A DECADE-long study has shed light on the risks of hepatitis D virus (HDV) superinfection in people with HIV (PWH) co-infected with hepatitis B virus (HBV), even in the era of tenofovir-containing antiretroviral therapy (ART). The research highlights the ongoing burden of HDV and its association with severe liver-related outcomes, despite the protective benefits of tenofovir.
Between 2011–2022, 534 HBV-coinfected PWH were followed, with anti-HDV antibody screening performed using archived blood samples. At baseline, 36 participants (6.7%) tested positive for HDV. Among 498 initially HDV-negative individuals, 50 (10.0%) seroconverted during the study period, equating to an HDV incidence rate of 12.54 per 1,000 person-years of follow-up. Notably, 88% of HDV seroconverters were men who have sex with men.
After a median follow-up of 10.2 years, during which tenofovir-containing ART covered 84.7% of the period, the study reported an all-cause mortality rate of 4.7%. HDV-infected participants faced disproportionately higher rates of liver-related complications, including liver-related mortality (3.5% versus 0.4%, P=0.032), cirrhosis (11.3% versus 3.6%, P=0.008), and hepatitis flares (28.2% versus 14.2%, P=0.001), compared to those without HDV. Multivariate Cox analysis revealed that HDV infection significantly increased the risk of liver-related death, with an adjusted hazard ratio of 9.696 (95% CI: 1.284–73.222, P=0.028). However, the incidence of hepatocellular carcinoma did not differ significantly between HDV-infected and HDV-uninfected individuals.

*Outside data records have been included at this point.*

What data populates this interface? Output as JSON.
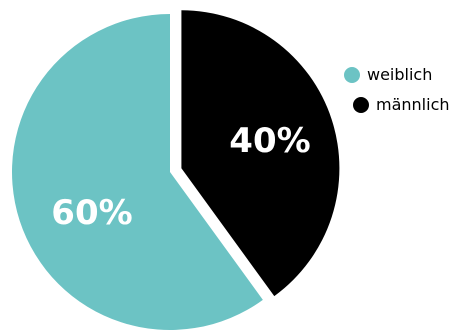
{
  "chart_data": {
    "type": "pie",
    "title": "",
    "slices": [
      {
        "label": "weiblich",
        "value": 60,
        "display": "60%",
        "color": "#6cc3c4"
      },
      {
        "label": "männlich",
        "value": 40,
        "display": "40%",
        "color": "#000000"
      }
    ],
    "legend": {
      "position": "right",
      "entries": [
        {
          "label": "weiblich",
          "color": "#6cc3c4"
        },
        {
          "label": "männlich",
          "color": "#000000"
        }
      ]
    }
  }
}
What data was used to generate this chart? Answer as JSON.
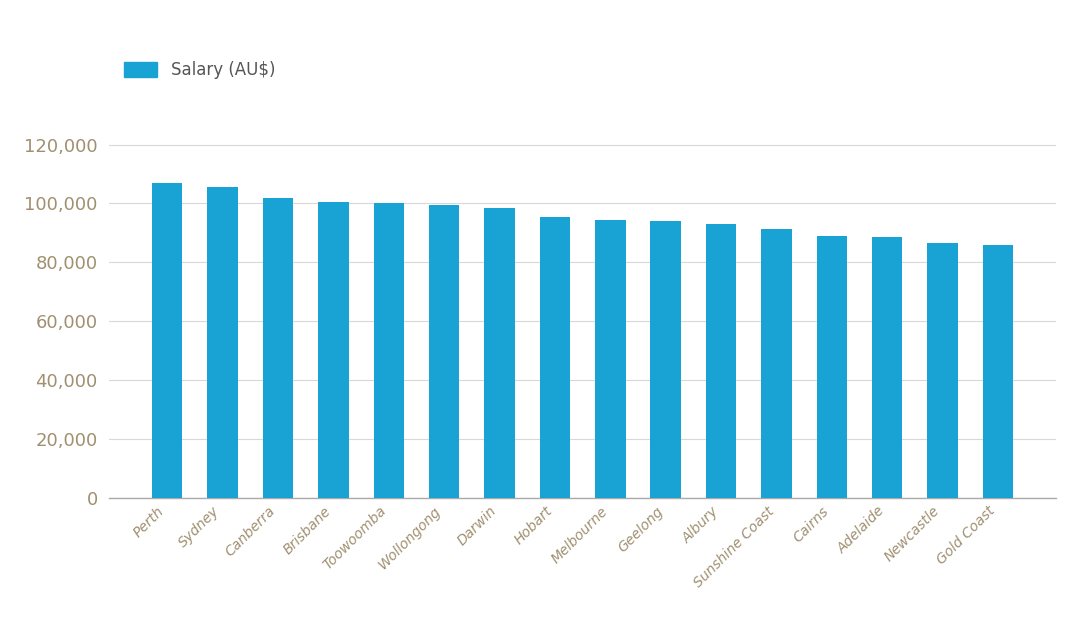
{
  "categories": [
    "Perth",
    "Sydney",
    "Canberra",
    "Brisbane",
    "Toowoomba",
    "Wollongong",
    "Darwin",
    "Hobart",
    "Melbourne",
    "Geelong",
    "Albury",
    "Sunshine Coast",
    "Cairns",
    "Adelaide",
    "Newcastle",
    "Gold Coast"
  ],
  "values": [
    107000,
    105500,
    102000,
    100500,
    100000,
    99500,
    98500,
    95500,
    94500,
    94000,
    93000,
    91500,
    89000,
    88500,
    86500,
    86000
  ],
  "bar_color": "#19a3d4",
  "legend_label": "Salary (AU$)",
  "ylim": [
    0,
    130000
  ],
  "yticks": [
    0,
    20000,
    40000,
    60000,
    80000,
    100000,
    120000
  ],
  "background_color": "#ffffff",
  "grid_color": "#d8d8d8",
  "tick_color": "#a09070",
  "ytick_fontsize": 13,
  "xtick_fontsize": 10,
  "legend_fontsize": 12,
  "bar_width": 0.55
}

Despite advancements in HIV and HBV management with tenofovir-containing ART, HBV-coinfected PWH remain vulnerable to HDV superinfection and its severe liver-related outcomes. Clinicians are urged to maintain vigilance, regularly screening for HDV and monitoring for liver-related complications in this high-risk population.
Ada Enesco, EMJ
Reference
Huang YS et al. Incidence and outcome of hepatitis D virus infection in people with HIV in the era of tenofovir-containing antiretroviral therapy. Clin Infect Dis. 2025; DOI:10.1093/cid/ciae655.